A new analysis suggests California’s cap on noneconomic losses in malpractice cases has fallen far behind present-day values, and may even be associated with an increase in malpractice cases over the past five decades.
“The lack of adjustment to reflect inflation or the growth of household incomes is inequitable, because it lowers the real value of the reward—which in current dollars, could be as much as $1.5 million—six times the 1975 value,” said Dr. Jack Needleman, the UCLA Fielding School of Public Health’s Fred W. and Pamela K. Wasserman professor and chair of the Department of Health Policy and Management. “The second issue is that the cap, by lowering the risk of suit for malpractice, has also weakened the deterrent effect of risk of being sued on physician’s efforts to avoid malpractice.”
The study—”The California Malpractice Cap on Noneconomic Losses: Unintended Consequences and Arguments for Reform”—was published today by the UCLA Fielding School of Public Health’s UCLA Center for Health Policy Research, where Needleman serves as a faculty associate.
An estimated 250,000 people die annually in United States hospitals due to medical error, and many millions more are harmed. Needleman’s work suggests the cap is actually associated with a significant increase in reported malpractice cases in California.
“The best available research suggests imposing caps is associated with a 16% increase in adverse events,” Needleman said. “Given this, it is likely that the repeal of a cap on noneconomic damages would increase attention to patient safety and lead to reduction of adverse patient events. These changes would be associated with cost savings to payers and patients, and reduced economic and noneconomic damages that improve the life and health of patients.”
Needleman reviewed spending by the state Medi-Cal program associated with a narrow range of potential malpractice cases from “never events,” serious incidents defined by the state as wholly preventable or avoidable. Never events include objects left in patients after surgery, mismatched blood transfusions, or hospital-acquired pressure ulcers. In 2018, over a quarter of a million Medi-Cal patients experienced one of these “never events” and the state spent approximately $1.5 billion on these cases.
Many of these costs could be avoided if California’s malpractice cap was lifted or substantially raised. A 16% reduction in adverse events could mean savings to the state as much as $245 million annually, Needleman said.
The cap was adopted by California at a time of perceived crisis, when state legislators and others believed rising malpractice premiums and risk of lawsuit would encourage physicians to retire from practicing medicine and would raise overall medical costs through defensive medicine. No provision was made for indexing the cap level for inflation or growth in household income.
Between November 1975 and November 2021, the Consumer Price Index (CPI) increased by a factor of 5.03, according to the U.S. Bureau of Labor Statistics. If the cap had been adjusted based on CPI to maintain its purchasing power, its current value would be $1.257 million.

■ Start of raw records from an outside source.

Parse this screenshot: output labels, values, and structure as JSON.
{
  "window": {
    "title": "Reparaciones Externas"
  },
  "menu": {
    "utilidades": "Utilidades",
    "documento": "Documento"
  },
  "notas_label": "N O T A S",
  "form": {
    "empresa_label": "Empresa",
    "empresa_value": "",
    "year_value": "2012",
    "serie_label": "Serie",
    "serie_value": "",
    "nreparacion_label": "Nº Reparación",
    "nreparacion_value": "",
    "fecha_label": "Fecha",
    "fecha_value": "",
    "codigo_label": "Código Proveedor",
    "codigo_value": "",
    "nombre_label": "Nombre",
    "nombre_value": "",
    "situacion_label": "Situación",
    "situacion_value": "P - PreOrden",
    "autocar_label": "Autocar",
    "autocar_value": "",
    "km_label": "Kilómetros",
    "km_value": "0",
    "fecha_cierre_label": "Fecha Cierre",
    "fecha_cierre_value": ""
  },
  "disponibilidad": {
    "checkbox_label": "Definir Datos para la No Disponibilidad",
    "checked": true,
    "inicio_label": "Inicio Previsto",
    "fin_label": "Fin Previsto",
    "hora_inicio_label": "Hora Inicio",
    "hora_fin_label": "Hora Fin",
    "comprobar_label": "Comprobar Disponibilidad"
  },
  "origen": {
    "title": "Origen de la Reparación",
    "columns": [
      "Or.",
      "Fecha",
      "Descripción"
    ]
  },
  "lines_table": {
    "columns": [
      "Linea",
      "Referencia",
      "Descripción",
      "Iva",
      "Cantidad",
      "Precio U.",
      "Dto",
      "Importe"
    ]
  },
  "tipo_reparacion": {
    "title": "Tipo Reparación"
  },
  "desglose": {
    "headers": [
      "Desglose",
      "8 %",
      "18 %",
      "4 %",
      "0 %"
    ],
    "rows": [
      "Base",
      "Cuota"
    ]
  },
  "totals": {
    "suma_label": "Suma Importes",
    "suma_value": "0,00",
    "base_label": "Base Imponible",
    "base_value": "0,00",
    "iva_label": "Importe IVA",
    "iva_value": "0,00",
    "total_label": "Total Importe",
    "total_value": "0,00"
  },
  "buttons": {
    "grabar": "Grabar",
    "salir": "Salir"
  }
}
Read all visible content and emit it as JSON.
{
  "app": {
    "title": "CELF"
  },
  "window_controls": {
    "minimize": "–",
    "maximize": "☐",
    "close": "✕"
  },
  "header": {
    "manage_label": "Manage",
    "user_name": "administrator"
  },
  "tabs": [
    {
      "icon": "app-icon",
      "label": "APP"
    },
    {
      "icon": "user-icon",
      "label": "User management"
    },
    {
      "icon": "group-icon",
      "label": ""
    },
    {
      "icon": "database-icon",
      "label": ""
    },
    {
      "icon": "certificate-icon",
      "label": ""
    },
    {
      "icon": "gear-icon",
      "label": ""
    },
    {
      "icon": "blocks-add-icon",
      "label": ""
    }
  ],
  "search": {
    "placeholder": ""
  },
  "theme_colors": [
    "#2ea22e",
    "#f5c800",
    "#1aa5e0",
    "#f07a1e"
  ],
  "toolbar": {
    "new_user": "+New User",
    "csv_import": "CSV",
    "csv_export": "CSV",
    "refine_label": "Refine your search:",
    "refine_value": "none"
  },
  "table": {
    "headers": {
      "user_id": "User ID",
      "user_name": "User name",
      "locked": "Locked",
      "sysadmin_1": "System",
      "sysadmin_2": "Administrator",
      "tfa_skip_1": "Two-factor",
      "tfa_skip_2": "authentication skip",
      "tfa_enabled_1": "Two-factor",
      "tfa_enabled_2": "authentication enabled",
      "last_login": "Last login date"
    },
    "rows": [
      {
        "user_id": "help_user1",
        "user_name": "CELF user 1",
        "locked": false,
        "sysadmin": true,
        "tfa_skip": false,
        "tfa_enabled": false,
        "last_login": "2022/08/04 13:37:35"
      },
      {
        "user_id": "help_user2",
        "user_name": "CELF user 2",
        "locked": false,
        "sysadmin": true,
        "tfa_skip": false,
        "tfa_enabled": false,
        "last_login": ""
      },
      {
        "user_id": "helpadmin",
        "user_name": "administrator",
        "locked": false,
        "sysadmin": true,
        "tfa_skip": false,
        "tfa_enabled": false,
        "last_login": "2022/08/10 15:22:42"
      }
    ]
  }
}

Given the cap addresses noneconomic losses, perhaps a better measure of the value of the cap would be the ratio of the cap to household income. In 1975, the cap of $250,000 was 19.5 times the median California household income of $12,778. If the cap had been adjusted to maintain the ratio of value to household income, its current value would be $1.5 million.
“That is six times the difference,” Needleman said. “In effect, someone who suffered in a malpractice case in the 1970s received much, much more in compensation, in a relative sense, than someone suffering the same injury today.”
The key argument for a cap on malpractice awards is that the caps lower malpractice risk and premiums. The lower premiums and lower risk reduce practice costs, reduce the incentive for defensive medicine such as unneeded diagnostic testing—which increases overall health care costs—and reduce the incentive for physicians to leave practice.
“Imposing a cap on awards also reduces the incentive to avoid malpractice,” Needleman said. “If the incentive to reduce malpractice is weakened, and malpractice rates increase, this raises the potential costs to patients and insurers, as well as increasing potential noneconomic losses for patients.”
Assessing the magnitude and impact of the loss of deterrence associated with a cap or other tort reforms is challenging. Malpractice, while economically and personally significant to the families experiencing it, is rare, and records in the United States are often limited by states.
However, Needleman said the most detailed research suggests state adoption of caps on noneconomic damages in medical malpractice lawsuits is associated with higher rates of preventable adverse patient safety events in hospitals, estimated as a 16% increase in these adverse events.